Disclosure of Risks of Complex Products
Ketchum voiced concern about the sale of complex and speculative
products with low liquidity to unsuitable customers by financial
advisers who often don't fully understand the risks of the
products. He cited the fixed-income market as an example, noting
that in this zero-yield environment, many investors are taking on
more risk by moving to longer-duration or high-yield fixed income
products. Ketchum urged firms to ensure that investors better
understand the risks and possible negative scenarios of
concentrated holdings in these types of securities. Firms that make
illiquid investments available to retail customers would be
well-advised to explain to clients the features of the product, how
the product is expected to perform under different market
conditions and the possible negative scenarios that can impact this
investment. Ketchum noted, "It is a great time to remind
clients that bond funds are not the same as directly owning fixed
securities," and he suggested firms also provide better risk
disclosures relating to investments in funds that invest in
leveraged loans, private REITs, closed-end funds and private
placements.
Ketchum's concerns about investor disclosure were echoed by SEC
Commissioner Elisse Walter during a question-and-answer session at
the FINRA Annual Conference, where she encouraged firms to educate
bond investors about how rising interest rates would negatively
impact their bond portfolios.
Disclosure and the Uniform Fiduciary Standard
During the question-and-answer session, Walter stated she would like the SEC to move forward with shaping a uniform fiduciary standard for broker-dealers and investment advisers, noting that she believes "the cost of brokers becoming fiduciaries is very low." Ketchum also called upon the SEC to finalize a uniform fiduciary standard. Enhanced disclosure obligations for broker-dealers are likely to be part of any rule making. The SEC staff study required by Section 913 of the Dodd-Frank Act recommended the SEC facilitate the provision of uniform, simple and clear disclosures to retail customers about the terms of their relationships with broker-dealers and investment advisers, including any material conflicts of interest.
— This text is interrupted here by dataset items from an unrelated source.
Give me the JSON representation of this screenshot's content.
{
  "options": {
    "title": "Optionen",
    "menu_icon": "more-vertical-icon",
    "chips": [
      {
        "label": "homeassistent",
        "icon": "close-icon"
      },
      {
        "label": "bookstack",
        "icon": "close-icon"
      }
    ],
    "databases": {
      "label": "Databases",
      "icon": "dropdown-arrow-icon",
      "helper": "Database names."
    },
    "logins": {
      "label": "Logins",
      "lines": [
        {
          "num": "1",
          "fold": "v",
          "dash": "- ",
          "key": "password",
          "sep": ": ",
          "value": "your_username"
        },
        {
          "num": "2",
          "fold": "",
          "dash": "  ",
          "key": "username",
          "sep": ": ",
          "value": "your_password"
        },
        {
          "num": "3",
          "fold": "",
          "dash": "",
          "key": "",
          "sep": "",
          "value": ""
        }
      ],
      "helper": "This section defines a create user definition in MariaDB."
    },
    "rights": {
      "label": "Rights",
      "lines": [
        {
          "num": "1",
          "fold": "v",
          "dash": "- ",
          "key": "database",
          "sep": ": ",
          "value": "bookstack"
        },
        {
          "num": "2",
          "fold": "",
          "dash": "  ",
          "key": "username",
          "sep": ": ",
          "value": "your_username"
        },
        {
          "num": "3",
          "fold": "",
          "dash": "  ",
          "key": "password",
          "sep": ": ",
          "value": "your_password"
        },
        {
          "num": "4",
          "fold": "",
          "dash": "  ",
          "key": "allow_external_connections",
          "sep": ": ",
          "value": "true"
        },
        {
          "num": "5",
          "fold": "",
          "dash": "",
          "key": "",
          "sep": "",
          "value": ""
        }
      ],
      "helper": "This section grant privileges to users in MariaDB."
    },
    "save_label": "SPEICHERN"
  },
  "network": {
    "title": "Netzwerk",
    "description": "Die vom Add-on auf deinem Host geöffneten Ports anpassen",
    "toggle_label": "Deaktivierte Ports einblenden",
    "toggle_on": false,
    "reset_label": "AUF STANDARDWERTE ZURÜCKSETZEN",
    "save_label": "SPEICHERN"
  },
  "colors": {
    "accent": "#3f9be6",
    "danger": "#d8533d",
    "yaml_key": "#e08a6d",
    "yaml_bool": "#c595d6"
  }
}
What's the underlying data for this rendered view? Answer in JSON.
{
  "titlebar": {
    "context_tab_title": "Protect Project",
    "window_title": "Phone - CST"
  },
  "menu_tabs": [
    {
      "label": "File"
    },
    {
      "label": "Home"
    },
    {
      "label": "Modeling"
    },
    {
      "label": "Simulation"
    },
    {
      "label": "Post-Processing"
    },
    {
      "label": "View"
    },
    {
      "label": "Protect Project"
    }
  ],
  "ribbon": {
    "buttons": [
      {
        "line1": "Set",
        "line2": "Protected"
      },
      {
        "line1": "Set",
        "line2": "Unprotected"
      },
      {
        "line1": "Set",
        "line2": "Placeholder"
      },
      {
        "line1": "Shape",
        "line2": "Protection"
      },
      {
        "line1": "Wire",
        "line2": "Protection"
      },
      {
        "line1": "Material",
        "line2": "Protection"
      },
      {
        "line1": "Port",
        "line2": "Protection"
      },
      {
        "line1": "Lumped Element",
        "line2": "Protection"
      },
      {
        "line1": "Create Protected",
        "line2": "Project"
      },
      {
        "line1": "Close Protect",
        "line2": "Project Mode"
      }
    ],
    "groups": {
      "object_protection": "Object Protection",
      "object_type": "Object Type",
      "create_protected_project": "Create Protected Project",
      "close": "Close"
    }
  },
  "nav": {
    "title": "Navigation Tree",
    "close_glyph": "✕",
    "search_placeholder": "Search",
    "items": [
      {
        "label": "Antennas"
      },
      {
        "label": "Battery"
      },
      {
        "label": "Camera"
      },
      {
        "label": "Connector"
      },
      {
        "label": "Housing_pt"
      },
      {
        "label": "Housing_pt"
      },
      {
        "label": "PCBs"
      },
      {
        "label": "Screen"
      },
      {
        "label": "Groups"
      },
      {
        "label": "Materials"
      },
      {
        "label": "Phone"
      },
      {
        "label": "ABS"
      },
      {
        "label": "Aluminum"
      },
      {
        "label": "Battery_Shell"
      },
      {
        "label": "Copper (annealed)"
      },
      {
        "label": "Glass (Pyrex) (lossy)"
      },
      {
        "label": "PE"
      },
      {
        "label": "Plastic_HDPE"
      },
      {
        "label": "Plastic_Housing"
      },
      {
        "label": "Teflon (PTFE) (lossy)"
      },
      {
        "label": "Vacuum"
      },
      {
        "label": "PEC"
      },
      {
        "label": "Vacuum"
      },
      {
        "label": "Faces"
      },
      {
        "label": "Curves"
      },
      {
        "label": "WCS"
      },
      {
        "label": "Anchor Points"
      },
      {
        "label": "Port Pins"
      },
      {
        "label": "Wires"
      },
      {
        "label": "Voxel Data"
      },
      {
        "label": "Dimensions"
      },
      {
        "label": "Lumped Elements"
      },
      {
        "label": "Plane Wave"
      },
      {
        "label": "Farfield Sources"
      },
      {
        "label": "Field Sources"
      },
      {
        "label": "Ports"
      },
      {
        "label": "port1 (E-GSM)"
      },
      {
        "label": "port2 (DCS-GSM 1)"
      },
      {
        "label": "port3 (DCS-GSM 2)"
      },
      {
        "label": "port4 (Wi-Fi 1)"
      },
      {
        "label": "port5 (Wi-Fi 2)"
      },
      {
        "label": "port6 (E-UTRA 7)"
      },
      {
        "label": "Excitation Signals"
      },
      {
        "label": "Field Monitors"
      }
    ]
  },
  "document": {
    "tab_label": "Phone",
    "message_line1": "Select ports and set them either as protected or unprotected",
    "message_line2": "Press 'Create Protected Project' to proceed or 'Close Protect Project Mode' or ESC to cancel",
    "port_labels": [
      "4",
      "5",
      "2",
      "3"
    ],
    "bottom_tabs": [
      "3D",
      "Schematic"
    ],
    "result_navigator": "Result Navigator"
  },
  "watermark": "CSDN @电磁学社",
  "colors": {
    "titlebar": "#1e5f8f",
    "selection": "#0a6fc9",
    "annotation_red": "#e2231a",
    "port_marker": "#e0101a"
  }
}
These disclosures could take the form of a general relationship guide similar to Form ADV Part 2A, and firms could provide more specific disclosures when they give their clients personalized relationship advice. Walter expressed hope that the comments submitted in response to the SEC's request for data and economic analysis on the costs and benefits of alternative approaches regarding the standards of conduct will assist the agency. The comment period ends on July 5.
Conclusion
Although the culture of compliance continues to be a buzzword in financial regulatory circles, it appears that disclosure -- in plain English rather than legalese -- is primed to be a new regulatory focus. To stay ahead of the curve, financial firms should take a close look at how they communicate with their investors and consider enhancing their disclosures to make them easier to understand.